I'd be giving up a Jackson RRMG to do this. (I love everything about it other than the fact that Floyds make me nervous to set up on my own.) So I'm still considering.
#14
Quote by GraceByDeath
I'd be giving up a Jackson RRMG to do this. (I love everything about it other than the fact that Floyds make me nervous to set up on my own.) So I'm still considering.


If you don't use the Floyd too much and as such, it's even more of a pain to set it up than it already is, you can always block it and most of your problems will go away.

I probably wouldn't give up on a Jackson RRMG for a guitar with a broken headstock with a hideous repairment. Just my opinion though obviously.
#15
Red is correct. A good professional headstock repair can often be stronger than the original headstock. This wasn't a professional job and knowing that I'd stay clear of it. This was done very poorly and a good luthier who would be willing to try to undo that horrible work will be hard to find.

Here's a picture of the headstock on Gary Moore's guitar that was snapped of when his car was rear ended. This is a nice piece of work and Gary played it right up til his death. This guitar is now owned by Kirk Hammett.
Attachments:
Gary_Moore_LP_headstock 2.jpg
Yes I am guitarded also, nice to meet you.
Last edited by Rickholly74 at Jan 28, 2016,
#16
Quote by GraceByDeath
I'd be giving up a Jackson RRMG to do this. (I love everything about it other than the fact that Floyds make me nervous to set up on my own.) So I'm still considering.

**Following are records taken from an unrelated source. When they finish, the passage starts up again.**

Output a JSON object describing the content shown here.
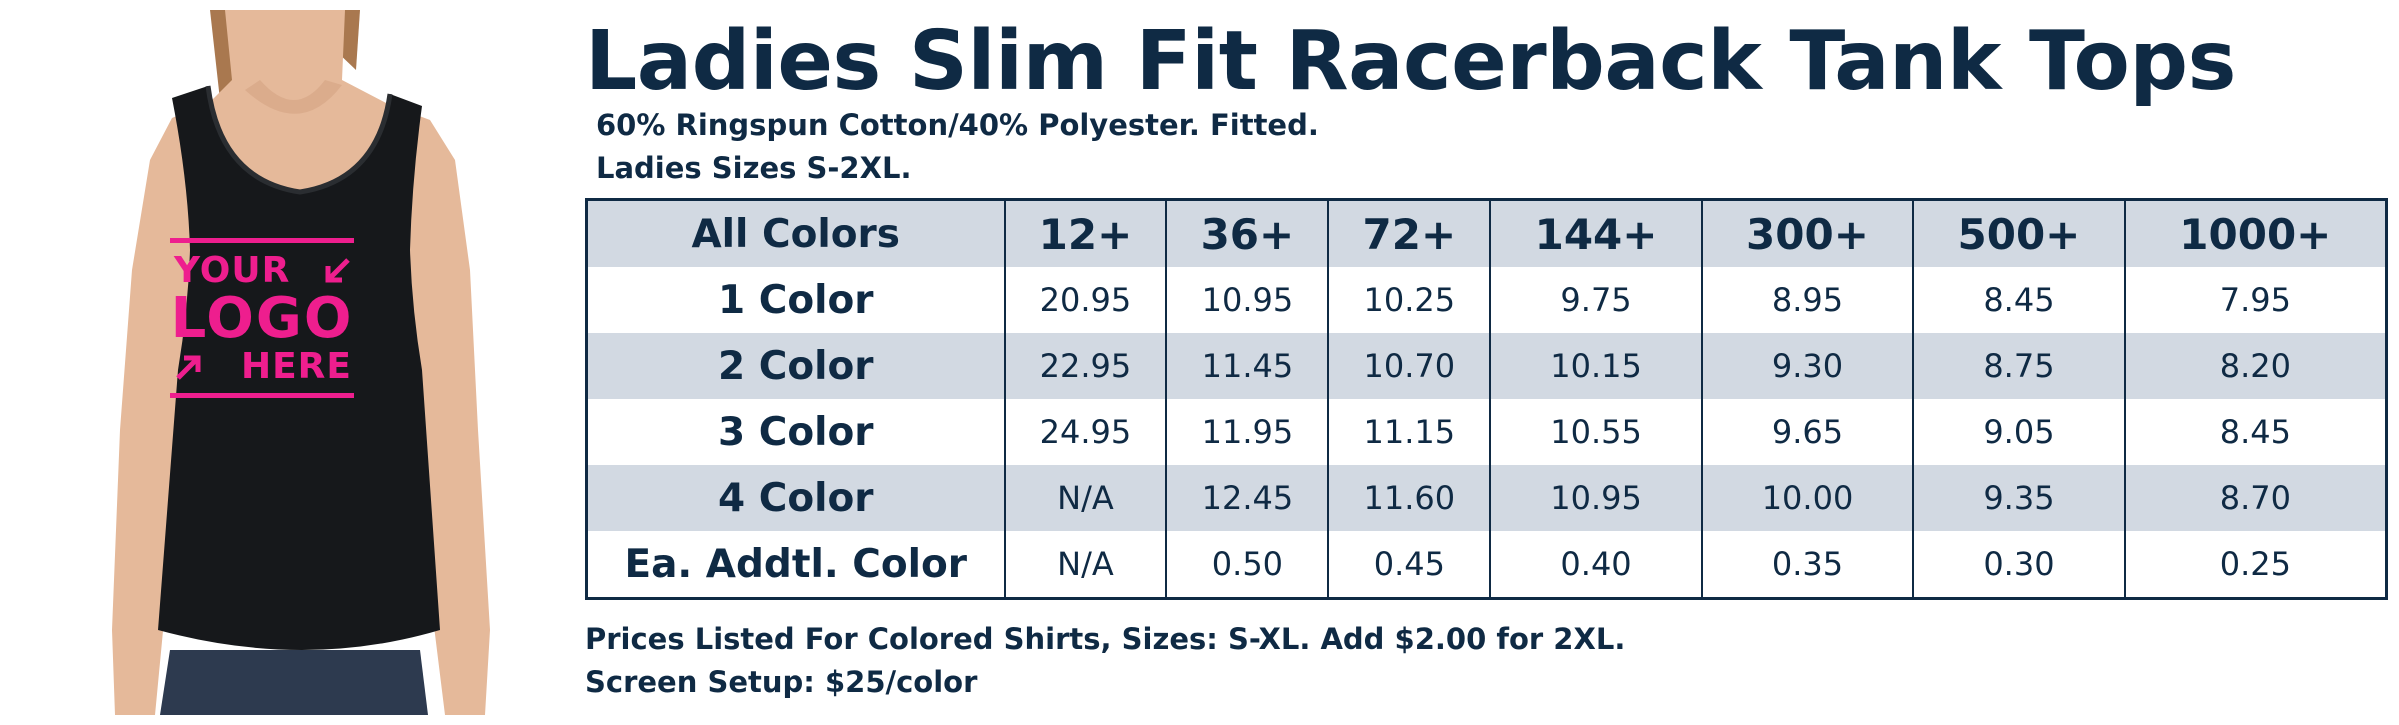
{
  "title": "Ladies Slim Fit Racerback Tank Tops",
  "subtitle_lines": [
    "60% Ringspun Cotton/40% Polyester. Fitted.",
    "Ladies Sizes S-2XL."
  ],
  "logo": {
    "line1": "YOUR",
    "line2": "LOGO",
    "line3": "HERE",
    "color": "#ee1e8e"
  },
  "table": {
    "corner_label": "All Colors",
    "columns": [
      "12+",
      "36+",
      "72+",
      "144+",
      "300+",
      "500+",
      "1000+"
    ],
    "rows": [
      {
        "label": "1 Color",
        "values": [
          "20.95",
          "10.95",
          "10.25",
          "9.75",
          "8.95",
          "8.45",
          "7.95"
        ]
      },
      {
        "label": "2 Color",
        "values": [
          "22.95",
          "11.45",
          "10.70",
          "10.15",
          "9.30",
          "8.75",
          "8.20"
        ]
      },
      {
        "label": "3 Color",
        "values": [
          "24.95",
          "11.95",
          "11.15",
          "10.55",
          "9.65",
          "9.05",
          "8.45"
        ]
      },
      {
        "label": "4 Color",
        "values": [
          "N/A",
          "12.45",
          "11.60",
          "10.95",
          "10.00",
          "9.35",
          "8.70"
        ]
      },
      {
        "label": "Ea. Addtl. Color",
        "values": [
          "N/A",
          "0.50",
          "0.45",
          "0.40",
          "0.35",
          "0.30",
          "0.25"
        ]
      }
    ]
  },
  "notes": [
    "Prices Listed For Colored Shirts, Sizes: S-XL.  Add $2.00 for 2XL.",
    "Screen Setup: $25/color"
  ],
  "colors": {
    "navy": "#0f2a44",
    "row_shade": "#d2d9e2",
    "logo_pink": "#ee1e8e",
    "shirt": "#16181b"
  }
}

In that case, it may just be a lot easier to learn enough about the care and feeding of your Floyd. The knowledge is out there.
#17
Floyds are nothing to be afraid of. If you like guitars then tinkering with them is actually fun. If you know how to use a screw driver then you know how to deal with a Floyd.

I couldn't see myself replacing a RRMG for some LTD, but that's just me.
#18
Quote by dthmtl3
Floyds are nothing to be afraid of. If you like guitars then tinkering with them is actually fun. If you know how to use a screw driver then you know how to deal with a Floyd.

I couldn't see myself replacing a RRMG for some LTD, but that's just me.


Think I am just gonna stick with the Jackson. And I will learn to mess with it myself. Should be trying that soon since I want to switch to either Drop C or Drop C#. (Basically after I'm sure I have the money to pay for a setup if I fail miserably.)